Water into Water

Rain rolls through dawn without sparing a single sanctuary. Raindrops splash up from the deck like a hundred frogs startled into the pond. My eye follows the wooden path from deck to gazebo. Vines and weeds have found their way in between the planks, and a large oak branch has fallen – too heavy with rot and water to hold up the sky any longer. Those lofty seams find a way to speak, even when they come apart.

Yesterday a large woodchuck popped up from under the deck and rested his face on the edge. We stared at each for a bit before the dog got wind of the intruder. The woodchuck lives here now but it will not be easy keeping it safe.

Everything is water-shaped lately. My mind slides without resistance from here and not here – an open door to the rain. During the day this means a certain type of floating from frame to frame. At night, it's an unmoored drift from old letters to walks in the woods and back to light touches under white sheets in the dark.

Cardinal visits are abundant now. Hardly anything directs my attention more.

Red birds / red wine / red handed.

I'm surprised by what comes when looking the other way, like when the lake turns silver, deep with night. Throw a stone out into the black waters and see how memory cannot hold beauty and love. But I do remember when I felt love and beauty. I remember how it was alive and real and fresh – unobtainable and unconventional. I remember abandoning the old in an instant in order to open fully to the new. Moment to moment presence.

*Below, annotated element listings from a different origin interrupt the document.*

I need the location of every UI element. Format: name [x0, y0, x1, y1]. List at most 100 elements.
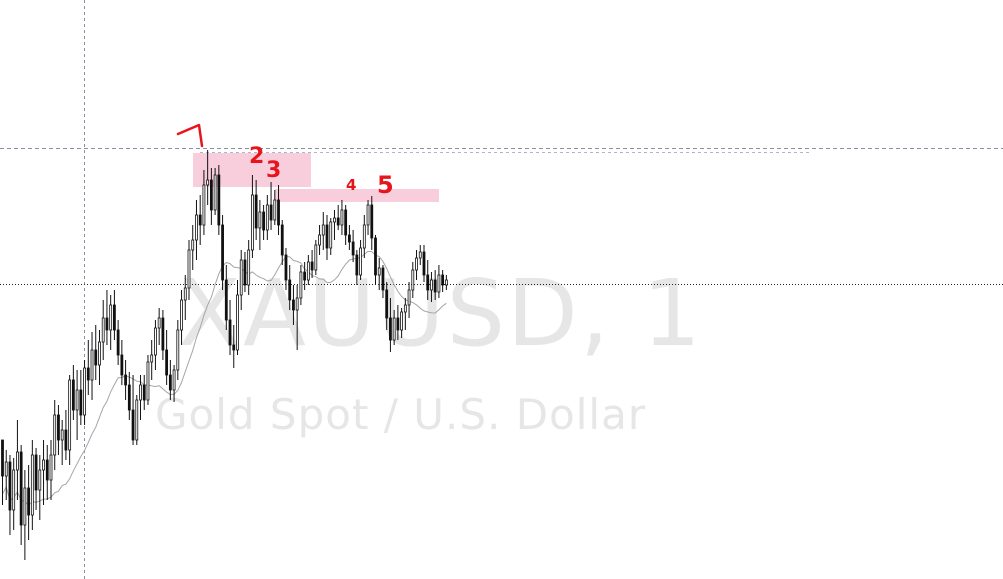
candle-body — [206, 179, 210, 186]
candle-body — [195, 214, 198, 241]
candle-body — [370, 204, 374, 239]
annotation-3: 3 — [266, 158, 281, 183]
candle-body — [228, 319, 232, 346]
candlestick-series — [1, 150, 448, 560]
candle-body — [329, 221, 333, 249]
candle-body — [71, 379, 75, 411]
candle-body — [221, 224, 224, 281]
candle-body — [12, 469, 16, 511]
candle-body — [187, 249, 191, 289]
candle-body — [407, 289, 411, 306]
candle-body — [422, 251, 426, 276]
candle-body — [295, 297, 299, 311]
candle-body — [86, 367, 90, 381]
candle-body — [127, 384, 131, 411]
candle-body — [124, 374, 127, 386]
candle-body — [280, 224, 284, 256]
candle-body — [23, 487, 27, 526]
candle-body — [198, 214, 202, 226]
candle-body — [64, 429, 68, 451]
candle-body — [299, 271, 303, 299]
candle-body — [142, 384, 146, 401]
candle-body — [146, 361, 150, 401]
candle-body — [135, 399, 139, 441]
candle-body — [180, 299, 183, 331]
candle-body — [444, 279, 448, 286]
candle-body — [150, 354, 154, 363]
resistance-zone-2[interactable] — [275, 189, 439, 202]
candle-body — [30, 454, 34, 516]
candle-body — [258, 211, 262, 229]
candle-body — [284, 254, 288, 281]
candle-body — [176, 329, 180, 371]
candle-body — [157, 317, 161, 329]
candle-body — [318, 234, 321, 246]
candle-body — [19, 451, 23, 526]
candle-body — [437, 274, 441, 293]
candle-body — [98, 341, 101, 366]
candle-body — [4, 461, 8, 477]
candle-body — [292, 299, 295, 311]
annotation-4: 4 — [346, 176, 356, 194]
candle-body — [336, 217, 340, 226]
candle-body — [415, 257, 418, 271]
candle-body — [426, 274, 430, 291]
candle-body — [183, 287, 187, 301]
candle-body — [94, 349, 98, 366]
candle-body — [340, 209, 344, 226]
candle-body — [306, 261, 310, 281]
candle-body — [79, 389, 83, 416]
candle-body — [377, 267, 381, 276]
candle-body — [392, 317, 396, 341]
candle-body — [277, 199, 280, 226]
candle-body — [254, 194, 258, 229]
candle-body — [400, 311, 404, 331]
candle-body — [347, 234, 351, 243]
candle-body — [385, 289, 389, 319]
candle-body — [303, 271, 307, 281]
candle-body — [366, 204, 370, 226]
candle-body — [224, 279, 228, 321]
candle-body — [172, 369, 176, 391]
candle-body — [239, 259, 243, 296]
candle-body — [355, 254, 359, 276]
candle-body — [362, 224, 366, 249]
candle-body — [251, 194, 254, 251]
candle-body — [34, 454, 38, 491]
candle-body — [57, 414, 60, 441]
candle-body — [351, 241, 355, 256]
annotation-1 — [176, 123, 204, 148]
candle-body — [396, 317, 400, 331]
candle-body — [403, 304, 407, 313]
candle-body — [418, 251, 422, 259]
candle-body — [45, 459, 49, 481]
candle-body — [359, 247, 362, 276]
candle-body — [53, 414, 57, 456]
candle-body — [1, 439, 4, 477]
candle-body — [209, 179, 213, 211]
instrument-description-watermark: Gold Spot / U.S. Dollar — [155, 390, 647, 439]
candle-body — [27, 487, 31, 516]
candle-body — [165, 349, 169, 376]
annotation-5: 5 — [377, 171, 394, 199]
candle-body — [288, 279, 292, 301]
candle-body — [101, 317, 105, 343]
candle-body — [389, 317, 392, 341]
candle-body — [247, 249, 251, 286]
candle-body — [109, 304, 113, 331]
candle-body — [236, 294, 239, 351]
candle-body — [120, 354, 124, 376]
candle-body — [441, 274, 445, 286]
candle-body — [433, 279, 437, 293]
candle-body — [202, 184, 206, 226]
candle-body — [314, 244, 318, 271]
candle-body — [333, 217, 336, 223]
candle-body — [161, 317, 165, 351]
candle-body — [113, 304, 116, 331]
candle-body — [321, 224, 325, 236]
candle-body — [265, 204, 269, 231]
candle-body — [213, 174, 217, 211]
candle-body — [90, 349, 94, 381]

Yet there is no way to hold love there. Love unexpectedly curls its fingers on our shoulders from behind and pulls us back, turns us around and draws us into itself. In one moment, the narrow path loses all borders and we become water into water. That is the love of now. I do not wait for or conjure it. I do not call it home. I just speak of water and rivers and lakes and never ending rain to say that I am grateful for this watery love I cannot stop or start.